Players can also purchase a rain catcher for 1 gold piece, but the foldable apparatus weighs 5 pounds, which must be accounted for. The weight is worth it, as the rain catcher can catch 2 gallons of rainwater and that is important, since a player who doesn’t drink two gallons of water per day in the jungle must make a DC 15 Constitution saving throw or suffer from the dehydrated condition.

What’s more, when your D&D adventure is a hex crawl through dense jungle, you need to keep an eye out for fantastical creatures, but you also need to take care that your gear doesn’t break. Target isn’t just next door, after all.

Purchase quality gear. Accept nothing less than 110% deet.

So your explorer backpack better darn well have what you need.

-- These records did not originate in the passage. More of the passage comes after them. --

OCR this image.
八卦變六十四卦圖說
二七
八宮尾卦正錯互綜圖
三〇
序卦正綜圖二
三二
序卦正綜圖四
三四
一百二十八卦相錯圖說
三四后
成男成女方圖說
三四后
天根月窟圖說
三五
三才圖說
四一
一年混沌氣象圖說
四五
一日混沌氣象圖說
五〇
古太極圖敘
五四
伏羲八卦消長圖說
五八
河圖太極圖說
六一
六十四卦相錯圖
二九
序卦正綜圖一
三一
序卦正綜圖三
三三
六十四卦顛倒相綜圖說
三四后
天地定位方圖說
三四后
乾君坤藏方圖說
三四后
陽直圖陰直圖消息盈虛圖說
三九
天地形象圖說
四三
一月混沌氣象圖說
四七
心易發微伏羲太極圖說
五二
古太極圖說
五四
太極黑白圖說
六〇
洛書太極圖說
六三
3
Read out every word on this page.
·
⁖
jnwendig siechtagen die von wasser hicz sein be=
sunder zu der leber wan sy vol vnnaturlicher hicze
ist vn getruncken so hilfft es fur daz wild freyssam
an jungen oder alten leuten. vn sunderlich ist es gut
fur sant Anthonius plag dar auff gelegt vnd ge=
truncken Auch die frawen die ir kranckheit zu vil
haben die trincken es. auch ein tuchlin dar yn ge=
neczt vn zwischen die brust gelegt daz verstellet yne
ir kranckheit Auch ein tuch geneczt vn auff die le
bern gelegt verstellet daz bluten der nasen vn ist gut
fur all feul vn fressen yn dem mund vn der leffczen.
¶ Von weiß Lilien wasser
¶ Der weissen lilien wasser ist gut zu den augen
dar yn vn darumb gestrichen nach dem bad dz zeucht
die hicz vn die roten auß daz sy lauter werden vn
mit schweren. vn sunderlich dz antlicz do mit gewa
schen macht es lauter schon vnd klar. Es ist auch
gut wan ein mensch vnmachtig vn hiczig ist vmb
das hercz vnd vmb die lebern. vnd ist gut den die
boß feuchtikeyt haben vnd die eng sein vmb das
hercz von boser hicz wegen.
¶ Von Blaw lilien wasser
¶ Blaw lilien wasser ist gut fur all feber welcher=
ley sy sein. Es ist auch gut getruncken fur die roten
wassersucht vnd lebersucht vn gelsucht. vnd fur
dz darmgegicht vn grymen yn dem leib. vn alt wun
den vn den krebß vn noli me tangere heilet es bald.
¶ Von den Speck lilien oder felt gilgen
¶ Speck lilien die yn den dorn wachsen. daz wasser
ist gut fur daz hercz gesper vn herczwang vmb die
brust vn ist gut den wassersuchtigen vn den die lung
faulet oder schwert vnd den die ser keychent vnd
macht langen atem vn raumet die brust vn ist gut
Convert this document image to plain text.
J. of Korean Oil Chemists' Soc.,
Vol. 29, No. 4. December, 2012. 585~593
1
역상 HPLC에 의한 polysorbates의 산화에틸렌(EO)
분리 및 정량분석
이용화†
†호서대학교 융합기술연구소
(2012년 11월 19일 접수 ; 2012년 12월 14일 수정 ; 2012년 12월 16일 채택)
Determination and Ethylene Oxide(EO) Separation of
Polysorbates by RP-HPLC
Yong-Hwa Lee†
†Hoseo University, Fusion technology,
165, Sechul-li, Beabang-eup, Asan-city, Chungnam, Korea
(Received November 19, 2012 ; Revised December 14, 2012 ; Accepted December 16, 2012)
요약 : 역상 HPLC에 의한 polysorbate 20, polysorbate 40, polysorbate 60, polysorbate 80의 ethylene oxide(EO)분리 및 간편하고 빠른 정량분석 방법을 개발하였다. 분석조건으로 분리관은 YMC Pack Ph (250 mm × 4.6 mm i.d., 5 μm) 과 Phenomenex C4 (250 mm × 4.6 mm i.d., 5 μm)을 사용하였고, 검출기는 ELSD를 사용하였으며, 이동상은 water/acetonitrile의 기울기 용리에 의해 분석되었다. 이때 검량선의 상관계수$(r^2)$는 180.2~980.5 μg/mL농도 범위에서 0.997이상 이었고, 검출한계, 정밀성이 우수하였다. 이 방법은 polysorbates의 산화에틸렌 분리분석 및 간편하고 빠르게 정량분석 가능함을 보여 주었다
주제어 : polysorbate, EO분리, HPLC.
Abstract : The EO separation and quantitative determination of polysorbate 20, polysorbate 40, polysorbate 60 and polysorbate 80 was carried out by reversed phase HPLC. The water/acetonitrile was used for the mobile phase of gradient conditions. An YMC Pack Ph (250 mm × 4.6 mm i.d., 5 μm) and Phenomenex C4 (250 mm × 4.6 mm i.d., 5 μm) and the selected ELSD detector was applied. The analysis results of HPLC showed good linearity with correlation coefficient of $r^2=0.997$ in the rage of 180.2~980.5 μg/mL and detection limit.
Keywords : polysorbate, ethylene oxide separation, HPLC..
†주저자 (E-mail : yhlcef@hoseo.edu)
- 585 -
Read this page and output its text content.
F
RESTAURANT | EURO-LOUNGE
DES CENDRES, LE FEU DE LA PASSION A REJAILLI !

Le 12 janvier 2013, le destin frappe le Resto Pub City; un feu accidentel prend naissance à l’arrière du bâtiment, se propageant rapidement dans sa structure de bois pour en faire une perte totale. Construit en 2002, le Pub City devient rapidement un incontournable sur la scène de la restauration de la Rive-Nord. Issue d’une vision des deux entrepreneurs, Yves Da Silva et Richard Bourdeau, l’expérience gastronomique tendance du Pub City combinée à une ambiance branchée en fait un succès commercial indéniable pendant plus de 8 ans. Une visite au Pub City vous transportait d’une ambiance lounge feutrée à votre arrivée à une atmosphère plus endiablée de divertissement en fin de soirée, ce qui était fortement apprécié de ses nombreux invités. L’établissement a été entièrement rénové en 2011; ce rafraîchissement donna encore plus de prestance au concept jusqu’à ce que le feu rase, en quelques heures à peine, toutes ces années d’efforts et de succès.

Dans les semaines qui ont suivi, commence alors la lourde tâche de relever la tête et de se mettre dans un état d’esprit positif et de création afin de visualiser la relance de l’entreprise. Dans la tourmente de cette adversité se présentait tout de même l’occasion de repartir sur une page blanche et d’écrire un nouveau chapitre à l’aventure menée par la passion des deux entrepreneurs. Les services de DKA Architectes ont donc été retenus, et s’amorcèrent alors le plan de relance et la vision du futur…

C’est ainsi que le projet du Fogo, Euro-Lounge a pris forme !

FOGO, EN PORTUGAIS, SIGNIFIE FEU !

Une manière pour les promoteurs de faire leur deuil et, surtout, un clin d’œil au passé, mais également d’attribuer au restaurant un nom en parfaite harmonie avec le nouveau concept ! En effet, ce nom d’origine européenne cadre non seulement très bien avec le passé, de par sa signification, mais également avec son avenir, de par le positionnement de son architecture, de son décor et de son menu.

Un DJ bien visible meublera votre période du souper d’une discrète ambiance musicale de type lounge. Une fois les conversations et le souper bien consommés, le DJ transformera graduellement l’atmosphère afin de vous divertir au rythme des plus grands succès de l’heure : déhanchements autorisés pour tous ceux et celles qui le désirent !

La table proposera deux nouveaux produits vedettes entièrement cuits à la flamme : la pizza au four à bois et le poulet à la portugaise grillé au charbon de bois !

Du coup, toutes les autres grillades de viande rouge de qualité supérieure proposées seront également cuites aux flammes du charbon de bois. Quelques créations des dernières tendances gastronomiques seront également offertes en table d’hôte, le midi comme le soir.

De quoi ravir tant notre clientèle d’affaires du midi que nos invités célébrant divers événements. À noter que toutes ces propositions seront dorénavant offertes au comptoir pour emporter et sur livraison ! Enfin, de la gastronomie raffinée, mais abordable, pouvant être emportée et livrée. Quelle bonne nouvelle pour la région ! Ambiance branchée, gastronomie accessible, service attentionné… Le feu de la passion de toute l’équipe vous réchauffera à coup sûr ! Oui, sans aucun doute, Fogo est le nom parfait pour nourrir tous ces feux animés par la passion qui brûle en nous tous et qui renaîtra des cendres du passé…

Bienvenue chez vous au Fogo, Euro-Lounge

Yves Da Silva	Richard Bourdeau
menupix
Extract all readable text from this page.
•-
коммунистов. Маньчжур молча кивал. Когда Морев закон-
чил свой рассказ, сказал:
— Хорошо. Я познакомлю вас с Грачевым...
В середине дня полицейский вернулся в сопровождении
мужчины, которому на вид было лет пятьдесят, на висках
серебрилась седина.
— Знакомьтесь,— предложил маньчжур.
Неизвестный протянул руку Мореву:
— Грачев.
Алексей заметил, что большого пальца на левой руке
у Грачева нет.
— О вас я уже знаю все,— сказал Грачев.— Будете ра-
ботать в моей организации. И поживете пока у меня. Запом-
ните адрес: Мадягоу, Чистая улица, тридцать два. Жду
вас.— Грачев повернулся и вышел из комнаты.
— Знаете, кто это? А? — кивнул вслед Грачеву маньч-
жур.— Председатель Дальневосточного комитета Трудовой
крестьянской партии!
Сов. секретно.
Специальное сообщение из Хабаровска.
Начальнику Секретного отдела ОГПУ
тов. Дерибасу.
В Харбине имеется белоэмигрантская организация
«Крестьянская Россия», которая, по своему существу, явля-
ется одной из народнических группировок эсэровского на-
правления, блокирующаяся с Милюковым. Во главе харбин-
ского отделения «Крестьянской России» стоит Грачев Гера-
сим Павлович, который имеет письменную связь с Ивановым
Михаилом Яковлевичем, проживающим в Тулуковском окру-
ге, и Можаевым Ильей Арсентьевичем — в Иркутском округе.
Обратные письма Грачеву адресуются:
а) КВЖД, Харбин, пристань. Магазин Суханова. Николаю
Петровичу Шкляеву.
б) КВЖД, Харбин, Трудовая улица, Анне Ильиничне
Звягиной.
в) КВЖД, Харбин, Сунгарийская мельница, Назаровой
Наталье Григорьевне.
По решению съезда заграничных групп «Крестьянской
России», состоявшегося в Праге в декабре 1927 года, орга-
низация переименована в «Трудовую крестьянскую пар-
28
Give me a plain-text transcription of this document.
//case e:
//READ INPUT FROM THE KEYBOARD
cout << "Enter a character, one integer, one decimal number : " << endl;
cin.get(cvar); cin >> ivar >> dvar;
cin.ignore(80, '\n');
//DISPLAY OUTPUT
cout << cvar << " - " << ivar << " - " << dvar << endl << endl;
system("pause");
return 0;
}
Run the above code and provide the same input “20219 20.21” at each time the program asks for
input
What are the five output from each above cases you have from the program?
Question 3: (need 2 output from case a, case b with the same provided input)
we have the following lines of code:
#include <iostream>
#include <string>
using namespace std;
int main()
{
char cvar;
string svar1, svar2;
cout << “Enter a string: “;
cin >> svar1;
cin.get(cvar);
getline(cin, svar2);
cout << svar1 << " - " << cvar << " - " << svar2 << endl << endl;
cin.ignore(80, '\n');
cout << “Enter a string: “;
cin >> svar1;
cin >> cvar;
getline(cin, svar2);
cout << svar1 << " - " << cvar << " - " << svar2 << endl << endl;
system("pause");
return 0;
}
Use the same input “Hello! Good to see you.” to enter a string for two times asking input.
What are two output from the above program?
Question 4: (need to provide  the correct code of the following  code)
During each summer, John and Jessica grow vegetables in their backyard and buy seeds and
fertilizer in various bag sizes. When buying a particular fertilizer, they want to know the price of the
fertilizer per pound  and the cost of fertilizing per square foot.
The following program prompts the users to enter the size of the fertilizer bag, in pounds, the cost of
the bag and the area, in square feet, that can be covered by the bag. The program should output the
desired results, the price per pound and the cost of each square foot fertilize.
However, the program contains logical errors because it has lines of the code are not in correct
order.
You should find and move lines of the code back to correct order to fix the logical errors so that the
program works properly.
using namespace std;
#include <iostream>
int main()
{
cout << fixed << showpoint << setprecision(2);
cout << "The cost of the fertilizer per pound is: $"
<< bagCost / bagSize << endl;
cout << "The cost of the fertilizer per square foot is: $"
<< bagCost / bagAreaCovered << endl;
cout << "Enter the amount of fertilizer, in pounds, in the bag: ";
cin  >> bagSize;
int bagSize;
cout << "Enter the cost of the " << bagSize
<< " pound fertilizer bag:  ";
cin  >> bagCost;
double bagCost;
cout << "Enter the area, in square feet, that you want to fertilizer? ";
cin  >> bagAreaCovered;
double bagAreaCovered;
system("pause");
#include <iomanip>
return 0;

Otherwise, you might find yourself rolling an engineering check to try and rig up some gear. And that might work! An improvised item might not be up to your high standards, but it’s like camping coffee. By java, if you’re stuck up sh!† creek without a French press, it’ll do the job.

All of this to say that I really enjoy the inventory management rules in Tomb of Annihilation, as well as the new items they created that are solely for a jungle environment. Sure, they require a little bit of book keeping, but the rules are implemented elegantly. (Here is a helpful little tracker I ran across.)

The bonus is they also add a full pack’s worth of immersion and a Bag of Holding’s worth of theme to the adventure. The Tomb of Annihilation jungle setting is the perfect time to give some attention to encumbrance and inventory.

All I know is that whenever I’m playing through Tomb of Annihilation, I’ll be bringing a 16 ounce jar of Jif to each session.